Some Blackboard Conventions
The following represents a sample of data type conventions used by Blackboard- defined schema.
- Mapping boolean values. Data type char(1), with a constraint limiting the values to Y/N, named with a _ind (for “indicator”) suffix.
- Primary keys. Data type int, name with _pk1 suffix.
Constraints on the columns values are defined with the value-constraint element. A single, required name attribute must be provided to identify the constraint. Each accepted value is defined with a child accepted-value element, with a single, mandatory value attribute. Unlike default values defined on columns, constraint values do not need the quote literals.
<column name="available_ind" data-type="char(1)" default="'Y'" nullable="false"> <value-constraint name="indicator57"> <accepted-value value="Y"/> <accepted-value value="N"/> </value-constraint> </column>
- name: Required. The name of the constraint that will be created in the database.
Primary keys must contain one columnref sub-element that includes a single attribute, name, that references the column name to include in the primary key. In SQL Server, the key is mapped as an identity field with an auto- incremented value. On Oracle, a sequence is automatically created with the table name plus _seq suffix.
IMPORTANT: Keep that in mind when creating table names, as there is an Oracle limit of 30 characters for object names. So, in practice, names defined in the schema XML must be shorter than 26 characters (because the automatically applied suffixes will extend the object name)
Indexes and Uniqueness Constraints
Indexes may be defined via the index element.
- name: An identifier for the index; Blackboard naming conventions typically include the table name with a suffix of ‘if’, ‘ak’, or ‘ie’, followed by a number.
- unique: True/false flag indicating whether a uniqueness constraint should be applied
<index name="course_users_ak1" unique="true"> <columnref name="users_pk1" /> <columnref name="crsmain_pk1" /> </index> <index name="course_users_ie1" unique="false"> <columnref name="enrollment_date" /> </index>
References to data stored in other tables are defined via the foreign-key element.
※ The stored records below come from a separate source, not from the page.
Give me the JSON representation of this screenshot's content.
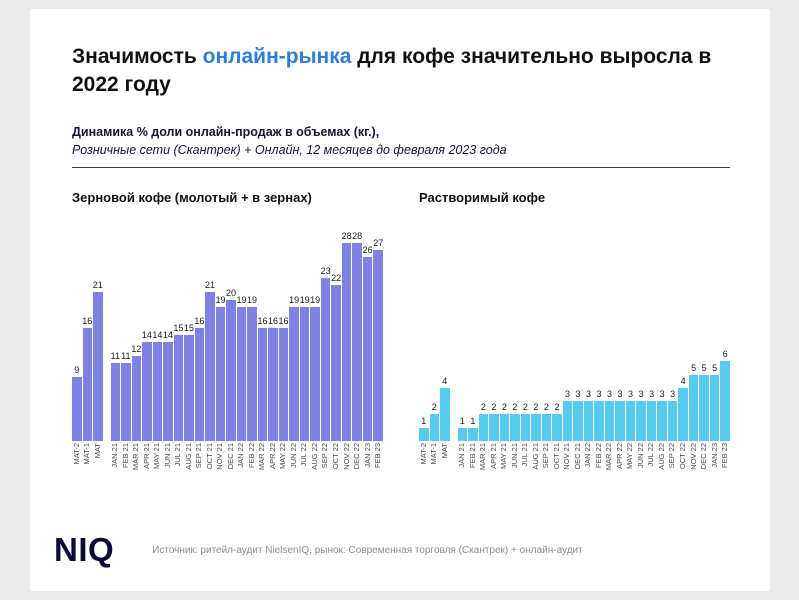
{
  "slide": {
    "title": {
      "pre": "Значимость ",
      "highlight": "онлайн-рынка",
      "post": " для кофе значительно выросла в 2022 году"
    },
    "subtitle_bold": "Динамика % доли онлайн-продаж в объемах (кг.),",
    "subtitle_italic": "Розничные сети (Скантрек) + Онлайн, 12 месяцев до февраля 2023 года",
    "footer": {
      "logo": "NIQ",
      "source": "Источник: ритейл-аудит NielsenIQ, рынок: Современная торговля (Скантрек) + онлайн-аудит"
    }
  },
  "colors": {
    "title_highlight": "#2B7CE6",
    "beans_bar": "#7E82E6",
    "instant_bar": "#55CBF2"
  },
  "chart_data": [
    {
      "type": "bar",
      "title": "Зерновой кофе (молотый + в зернах)",
      "color": "#7E82E6",
      "ylim": [
        0,
        30
      ],
      "legend": "none",
      "grid": false,
      "categories": [
        "MAT-2",
        "MAT-1",
        "MAT",
        "JAN 21",
        "FEB 21",
        "MAR 21",
        "APR 21",
        "MAY 21",
        "JUN 21",
        "JUL 21",
        "AUG 21",
        "SEP 21",
        "OCT 21",
        "NOV 21",
        "DEC 21",
        "JAN 22",
        "FEB 22",
        "MAR 22",
        "APR 22",
        "MAY 22",
        "JUN 22",
        "JUL 22",
        "AUG 22",
        "SEP 22",
        "OCT 22",
        "NOV 22",
        "DEC 22",
        "JAN 23",
        "FEB 23"
      ],
      "values": [
        9,
        16,
        21,
        11,
        11,
        12,
        14,
        14,
        14,
        15,
        15,
        16,
        21,
        19,
        20,
        19,
        19,
        16,
        16,
        16,
        19,
        19,
        19,
        23,
        22,
        28,
        28,
        26,
        27
      ]
    },
    {
      "type": "bar",
      "title": "Растворимый кофе",
      "color": "#55CBF2",
      "ylim": [
        0,
        16
      ],
      "legend": "none",
      "grid": false,
      "categories": [
        "MAT-2",
        "MAT-1",
        "MAT",
        "JAN 21",
        "FEB 21",
        "MAR 21",
        "APR 21",
        "MAY 21",
        "JUN 21",
        "JUL 21",
        "AUG 21",
        "SEP 21",
        "OCT 21",
        "NOV 21",
        "DEC 21",
        "JAN 22",
        "FEB 22",
        "MAR 22",
        "APR 22",
        "MAY 22",
        "JUN 22",
        "JUL 22",
        "AUG 22",
        "SEP 22",
        "OCT 22",
        "NOV 22",
        "DEC 22",
        "JAN 23",
        "FEB 23"
      ],
      "values": [
        1,
        2,
        4,
        1,
        1,
        2,
        2,
        2,
        2,
        2,
        2,
        2,
        2,
        3,
        3,
        3,
        3,
        3,
        3,
        3,
        3,
        3,
        3,
        3,
        4,
        5,
        5,
        5,
        6
      ]
    }
  ]
}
- name: Required. An identifier for the referential integrity constraint created by the key. The Blackboard naming convention is table name, followed by ‘fk’, followed by a numeric suffix to distinguish multiple constraints. For example: announcements_fk2.
- reference-table: Required. Indicates which table is referenced by columnref.
- on-delete: Indicates what action should be taken if the referenced column is deleted. Valid values are setnull, which means the column should be set to null, and delete, which means the row should be deleted. If setnull is specified, the column specified in columnref must have nullable=”true”.
Although on-delete is not a required attribute, it is very important to consider how a core Blackboard table is being referenced. Failure to specify an appropriate on-delete action could result in core functionality breaking (for example, it could cause deletion of a core object to fail).
<foreign-key name="course_users_fk2" reference-table="course_main" comment="This is a Foreign Key referencing the primary key of the [AS_CORE].course_main table. "> <columnref name="crsmain_pk1" /> </foreign-key>
Comments may be included on any element, via a comment element or attribute. The main factor in which this kind of comment is used is simply source readability. Longer comments should be created via elements. In either case, HTML must be escaped, as there is no defined namespace. While no validation is used in processing schema XML and HTML tags would not cause a failure, escaping/encoding is considered a best practice to avoid potential markup conflicts (“table” for example).
For examples of schema.xml documents, take a look in the /usr/local/blackboard/system/database/vi/* directory.
For an example of how a Building Block may create schema tables using schema.xml, see Schema.xml Example Project.